Avec la loi TEPA, Sarkozy et la droite ont contribué à accentuer le transfert de richesses nationales vers le capital, au détriment de l'emploi, de la formation, des salaires, au détriment de la croissance réelle. Elle a contribué à accroître les déficits publics.

L'idée qui l'a portée consiste à prétendre que c'est en permettant aux riches de s'enrichir toujours plus et aux grands capitaux de grossir, tandis que ceux qui peuvent travailler travailleraient plus, que l'on augmenterait la richesses nationale de la France. Ce dangereux parti pris idéologique conduit la France aux pires difficultés.

Selon l'étude de l'ACOSS sur « les principaux résultats sur le dispositif TEPA », malgré le ralentissement de la croissance française au deuxième trimestre 2008 (-0,3%), le nombre d'entreprises ayant eu recours aux exonérations TEPA de cotisations sociales a été quasiment stable (38,6% après 38,8% au 1er trimestre). Par contre, le nombre d'heures supplémentaires a augmenté de 6%, tandis que la masse des exonérations accordées a atteint 696 millions d'euros, en croissance de 5,4%.

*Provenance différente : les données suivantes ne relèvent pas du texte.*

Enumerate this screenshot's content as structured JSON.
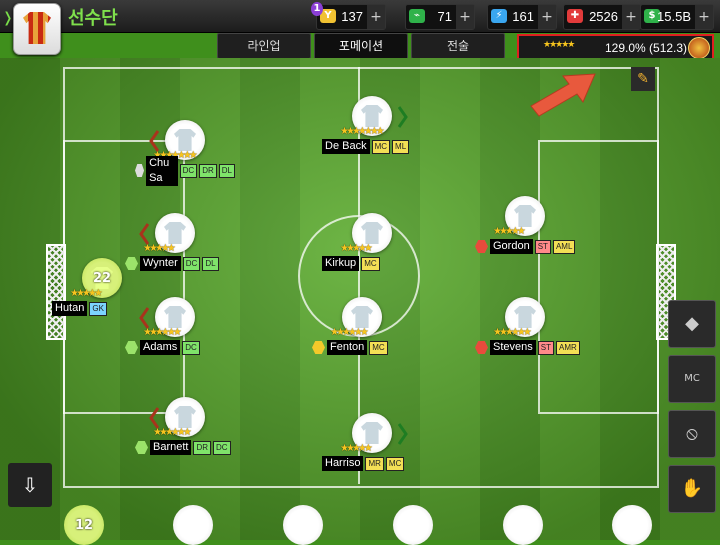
{
  "header": {
    "back_glyph": "❭",
    "title": "선수단"
  },
  "resources": [
    {
      "icon": "Y",
      "value": "137",
      "color": "#f1c232",
      "badge": "1",
      "badge_color": "#8b3fd6"
    },
    {
      "icon": "⌁",
      "value": "71",
      "color": "#2fb24a"
    },
    {
      "icon": "⚡",
      "value": "161",
      "color": "#3aa6ef"
    },
    {
      "icon": "✚",
      "value": "2526",
      "color": "#e23b3b"
    },
    {
      "icon": "$",
      "value": "15.5B",
      "color": "#2fb24a"
    }
  ],
  "plus": "+",
  "tabs": [
    {
      "label": "라인업",
      "active": false
    },
    {
      "label": "포메이션",
      "active": true
    },
    {
      "label": "전술",
      "active": false
    }
  ],
  "team_strength": {
    "stars": "★★★★★",
    "value": "129.0% (512.3)"
  },
  "players": [
    {
      "name": "Hutan",
      "number": "22",
      "positions": [
        {
          "code": "GK",
          "type": "gk"
        }
      ],
      "stars": "★★★★★",
      "role": "gk",
      "hex": "",
      "chevron": ""
    },
    {
      "name": "Chu Sa",
      "number": "",
      "positions": [
        {
          "code": "DC",
          "type": "def"
        },
        {
          "code": "DR",
          "type": "def"
        },
        {
          "code": "DL",
          "type": "def"
        }
      ],
      "stars": "★★★★★★★",
      "role": "field",
      "hex": "white",
      "chevron": "left"
    },
    {
      "name": "Wynter",
      "number": "",
      "positions": [
        {
          "code": "DC",
          "type": "def"
        },
        {
          "code": "DL",
          "type": "def"
        }
      ],
      "stars": "★★★★★",
      "role": "field",
      "hex": "green",
      "chevron": "left"
    },
    {
      "name": "Adams",
      "number": "",
      "positions": [
        {
          "code": "DC",
          "type": "def"
        }
      ],
      "stars": "★★★★★★",
      "role": "field",
      "hex": "green",
      "chevron": "left"
    },
    {
      "name": "Barnett",
      "number": "",
      "positions": [
        {
          "code": "DR",
          "type": "def"
        },
        {
          "code": "DC",
          "type": "def"
        }
      ],
      "stars": "★★★★★★",
      "role": "field",
      "hex": "green",
      "chevron": "left"
    },
    {
      "name": "De Back",
      "number": "",
      "positions": [
        {
          "code": "MC",
          "type": "mid"
        },
        {
          "code": "ML",
          "type": "mid"
        }
      ],
      "stars": "★★★★★★★",
      "role": "field",
      "hex": "",
      "chevron": "right"
    },
    {
      "name": "Kirkup",
      "number": "",
      "positions": [
        {
          "code": "MC",
          "type": "mid"
        }
      ],
      "stars": "★★★★★",
      "role": "field",
      "hex": "",
      "chevron": ""
    },
    {
      "name": "Fenton",
      "number": "",
      "positions": [
        {
          "code": "MC",
          "type": "mid"
        }
      ],
      "stars": "★★★★★★",
      "role": "field",
      "hex": "yellow",
      "chevron": ""
    },
    {
      "name": "Harriso",
      "number": "",
      "positions": [
        {
          "code": "MR",
          "type": "mid"
        },
        {
          "code": "MC",
          "type": "mid"
        }
      ],
      "stars": "★★★★★",
      "role": "field",
      "hex": "",
      "chevron": "right"
    },
    {
      "name": "Gordon",
      "number": "",
      "positions": [
        {
          "code": "ST",
          "type": "att"
        },
        {
          "code": "AML",
          "type": "mid"
        }
      ],
      "stars": "★★★★★",
      "role": "field",
      "hex": "red",
      "chevron": ""
    },
    {
      "name": "Stevens",
      "number": "",
      "positions": [
        {
          "code": "ST",
          "type": "att"
        },
        {
          "code": "AMR",
          "type": "mid"
        }
      ],
      "stars": "★★★★★★",
      "role": "field",
      "hex": "red",
      "chevron": ""
    }
  ],
  "bench": [
    {
      "number": "12",
      "role": "gk"
    },
    {
      "number": "",
      "role": "field"
    },
    {
      "number": "",
      "role": "field"
    },
    {
      "number": "",
      "role": "field"
    },
    {
      "number": "",
      "role": "field"
    },
    {
      "number": "",
      "role": "field"
    }
  ],
  "side_buttons": [
    {
      "icon": "swap-icon",
      "glyph": "◆"
    },
    {
      "icon": "mc-formation-icon",
      "glyph": "MC"
    },
    {
      "icon": "no-entry-icon",
      "glyph": "⦸"
    },
    {
      "icon": "handshake-icon",
      "glyph": "✋"
    }
  ],
  "save_glyph": "⇩",
  "edit_glyph": "✎",
  "colors": {
    "accent_green": "#7fe04c",
    "highlight_red": "#e02020",
    "star_gold": "#f7c51e"
  }
}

L'ACOSS insiste sur le fait que ces estimations sont tout à fait provisoires. Soulignant qu'il est « trop tôt pour interpréter ces évolutions », elle ajoute : « en effet, l'absence de recul sur ces séries ne permet pas de corriger celles-ci des variations saisonnières ; l'impact de ce facteur pouvant jouer dans l'un ou l'autre sens ».

C'est pourtant à partir de ces premières estimations que le gouvernement s'estime en droit de triompher, affirmant que le dispositif TEPA aurait contribué à amortir le choc du ralentissement de la croissance pour la France.

En réalité, selon les Comptes trimestriels de l'OCDE, publiés le 20 août dernier, les pays de l'Union européenne ont enregistré un taux de croissance moyen du PIB de +0,7% au 1er trimestre 2008 et de –0,1% au deuxième. Pour les pays de la zone euro, les performances sont respectivement de +0,7% et –0,2%. Mais la France fait pire : +0,5% au 1er trimestre et –0,3% au deuxième.

Ces évolutions indiquent que les entreprises françaises ont recouru aux heures supplémentaires contre l'emploi, comme cela était prévisible.

En effet, dans les secteurs principalement marchands, la France, au 2ème trimestre 2008, a détruit beaucoup plus d'emplois qu'elle n'en a créés : 12 200 emplois nets ont été détruits. Et au 1er trimestre, elle avait créé 57 400 emplois nets seulement, contre 62 400 au trimestre précédent, soit une décrue de plus de 8%.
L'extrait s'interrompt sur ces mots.